Tout en soulignant la nécessité pour les pays du sud de l’Europe «de préserver la stabilité de la Tunisie et celle de la région», le communiqué «appelle toutes les parties prenantes à lutter contre les immigrations irrégulières et à s’attaquer à leurs causes structurelles».
Une sommation d’agir en direction du président Saïed
Dans le langage diplomatique, il s’agit là d’un acte lourd que le pays visé se doit de mesurer l’importance, d’en analyser le timing, d’en détecter les messages, d’en évaluer l’impact et les conséquences sur ses relations avec les partenaires européens … Bref, on est en face d’une sommation d’agir…
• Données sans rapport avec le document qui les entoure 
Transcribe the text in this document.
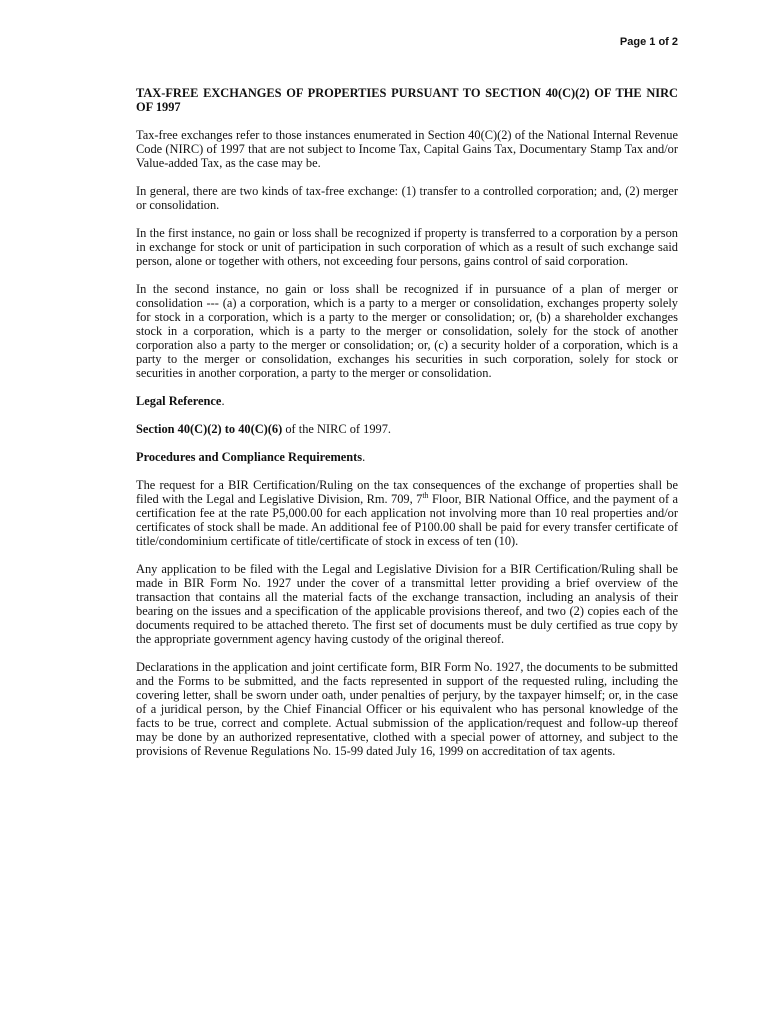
Page 1 of 2

TAX-FREE EXCHANGES OF PROPERTIES PURSUANT TO SECTION 40(C)(2) OF THE NIRC OF 1997

Tax-free exchanges refer to those instances enumerated in Section 40(C)(2) of the National Internal Revenue Code (NIRC) of 1997 that are not subject to Income Tax, Capital Gains Tax, Documentary Stamp Tax and/or Value-added Tax, as the case may be.

In general, there are two kinds of tax-free exchange: (1) transfer to a controlled corporation; and, (2) merger or consolidation.

In the first instance, no gain or loss shall be recognized if property is transferred to a corporation by a person in exchange for stock or unit of participation in such corporation of which as a result of such exchange said person, alone or together with others, not exceeding four persons, gains control of said corporation.

In the second instance, no gain or loss shall be recognized if in pursuance of a plan of merger or consolidation --- (a) a corporation, which is a party to a merger or consolidation, exchanges property solely for stock in a corporation, which is a party to the merger or consolidation; or, (b) a shareholder exchanges stock in a corporation, which is a party to the merger or consolidation, solely for the stock of another corporation also a party to the merger or consolidation; or, (c) a security holder of a corporation, which is a party to the merger or consolidation, exchanges his securities in such corporation, solely for stock or securities in another corporation, a party to the merger or consolidation.

Legal Reference.

Section 40(C)(2) to 40(C)(6) of the NIRC of 1997.

Procedures and Compliance Requirements.

The request for a BIR Certification/Ruling on the tax consequences of the exchange of properties shall be filed with the Legal and Legislative Division, Rm. 709, 7th Floor, BIR National Office, and the payment of a certification fee at the rate P5,000.00 for each application not involving more than 10 real properties and/or certificates of stock shall be made. An additional fee of P100.00 shall be paid for every transfer certificate of title/condominium certificate of title/certificate of stock in excess of ten (10).

Any application to be filed with the Legal and Legislative Division for a BIR Certification/Ruling shall be made in BIR Form No. 1927 under the cover of a transmittal letter providing a brief overview of the transaction that contains all the material facts of the exchange transaction, including an analysis of their bearing on the issues and a specification of the applicable provisions thereof, and two (2) copies each of the documents required to be attached thereto. The first set of documents must be duly certified as true copy by the appropriate government agency having custody of the original thereof.

Declarations in the application and joint certificate form, BIR Form No. 1927, the documents to be submitted and the Forms to be submitted, and the facts represented in support of the requested ruling, including the covering letter, shall be sworn under oath, under penalties of perjury, by the taxpayer himself; or, in the case of a juridical person, by the Chief Financial Officer or his equivalent who has personal knowledge of the facts to be true, correct and complete. Actual submission of the application/request and follow-up thereof may be done by an authorized representative, clothed with a special power of attorney, and subject to the provisions of Revenue Regulations No. 15-99 dated July 16, 1999 on accreditation of tax agents.
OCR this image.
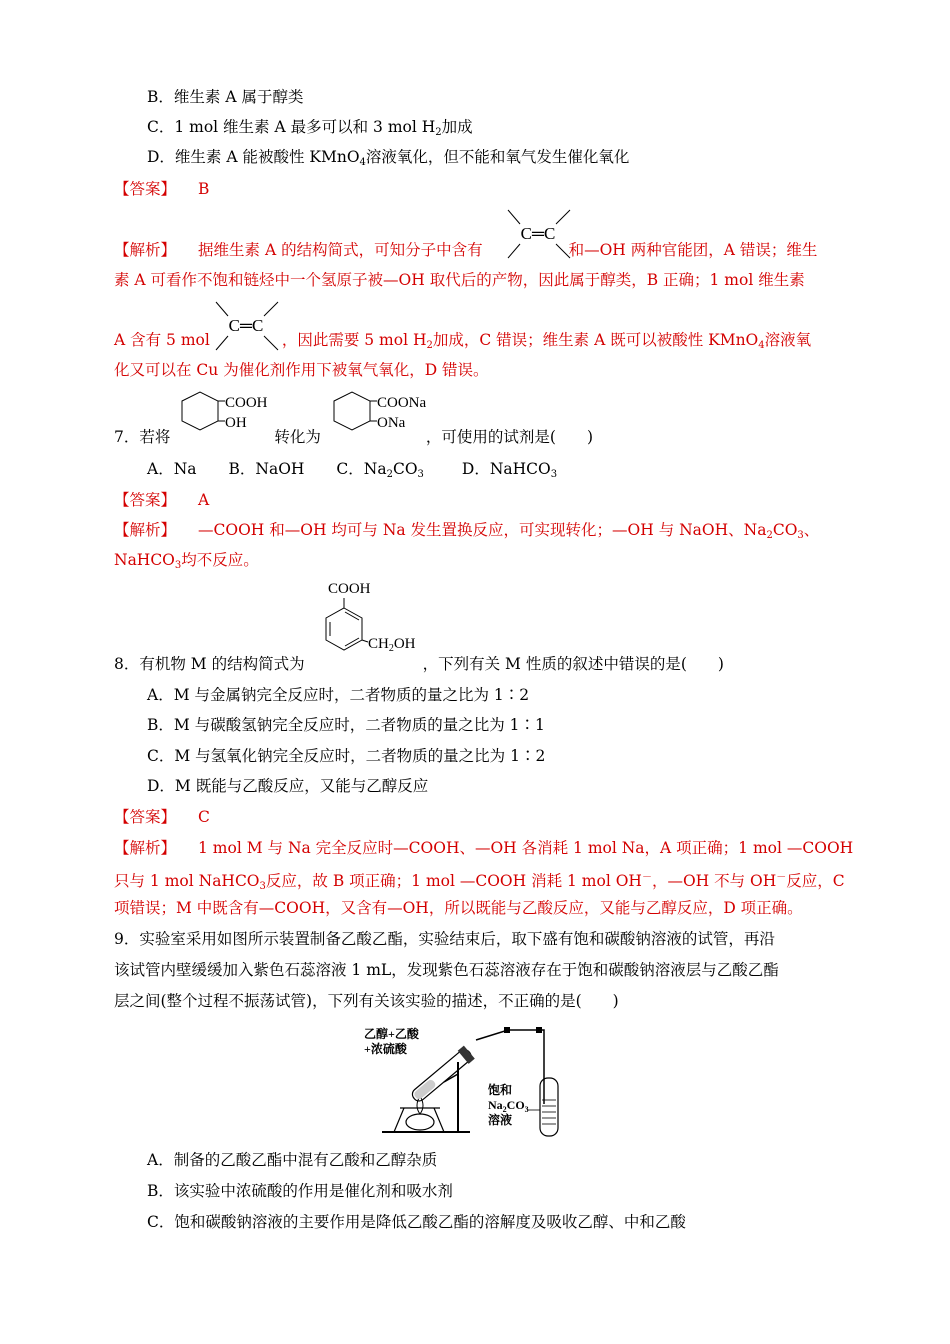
B．维生素 A 属于醇类
C．1 mol 维生素 A 最多可以和 3 mol $H_2$加成
D．维生素 A 能被酸性 KMnO$_4$溶液氧化，但不能和氧气发生催化氧化
【答案】 B
C═C
【解析】 据维生素 A 的结构简式，可知分子中含有	和—OH 两种官能团，A 错误；维生
素 A 可看作不饱和链烃中一个氢原子被—OH 取代后的产物，因此属于醇类，B 正确；1 mol 维生素
C═C
A 含有 5 mol	，因此需要 5 mol $H_2$加成，C 错误；维生素 A 既可以被酸性 KMnO$_4$溶液氧
化又可以在 Cu 为催化剂作用下被氧气氧化，D 错误。
COOH
OH
COONa
ONa
7．若将	转化为	，可使用的试剂是(　　)
A．Na B．NaOH C．$Na_2CO_3$ D．NaHCO$_3$
【答案】 A
【解析】 —COOH 和—OH 均可与 Na 发生置换反应，可实现转化；—OH 与 NaOH、$Na_2CO_3$、
NaHCO$_3$均不反应。
COOH
$CH_2OH$
8．有机物 M 的结构简式为	，下列有关 M 性质的叙述中错误的是(　　)
A．M 与金属钠完全反应时，二者物质的量之比为 1∶2
B．M 与碳酸氢钠完全反应时，二者物质的量之比为 1∶1
C．M 与氢氧化钠完全反应时，二者物质的量之比为 1∶2
D．M 既能与乙酸反应，又能与乙醇反应
【答案】 C
【解析】 1 mol M 与 Na 完全反应时—COOH、—OH 各消耗 1 mol Na，A 项正确；1 mol —COOH
只与 1 mol NaHCO$_3$反应，故 B 项正确；1 mol —COOH 消耗 1 mol OH－，—OH 不与 OH－反应，C
项错误；M 中既含有—COOH，又含有—OH，所以既能与乙酸反应，又能与乙醇反应，D 项正确。
9．实验室采用如图所示装置制备乙酸乙酯，实验结束后，取下盛有饱和碳酸钠溶液的试管，再沿
该试管内壁缓缓加入紫色石蕊溶液 1 mL，发现紫色石蕊溶液存在于饱和碳酸钠溶液层与乙酸乙酯
层之间(整个过程不振荡试管)，下列有关该实验的描述，不正确的是(　　)
乙醇+乙酸
+浓硫酸
饱和
$Na_2CO_3$
溶液
A．制备的乙酸乙酯中混有乙酸和乙醇杂质
B．该实验中浓硫酸的作用是催化剂和吸水剂
C．饱和碳酸钠溶液的主要作用是降低乙酸乙酯的溶解度及吸收乙醇、中和乙酸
Cela dit, cet acte pose plusieurs questions que nous analyserons dans cet article. D’abord, le Sommet avait-il réellement besoin de s’attarder d’une manière aussi franche et crue sur la Tunisie alors que le Haut représentant de l’Union européenne pour la politique étrangère et les questions de sécurité, Josep Borrell, était depuis deux semaines en visite officielle en Tunisie, où il avait été longuement reçu par le président de la république avec qui il avait soulevé des questions se rapportant à la démocratie et à l’évolution de la situation politique en Tunisie au lendemain de l’annonce des «mesures exceptionnelles», le 25 juillet dernier.
Le président n l’avait-il pas rassuré sur l’attachement de la Tunisie à la démocratie, à l’État de droit et aux droits de l’homme, à la lutte contre la corruption et à sa volonté d’annoncer très prochainement sa feuille de route relative aux réformes institutionnelles et politiques projetées?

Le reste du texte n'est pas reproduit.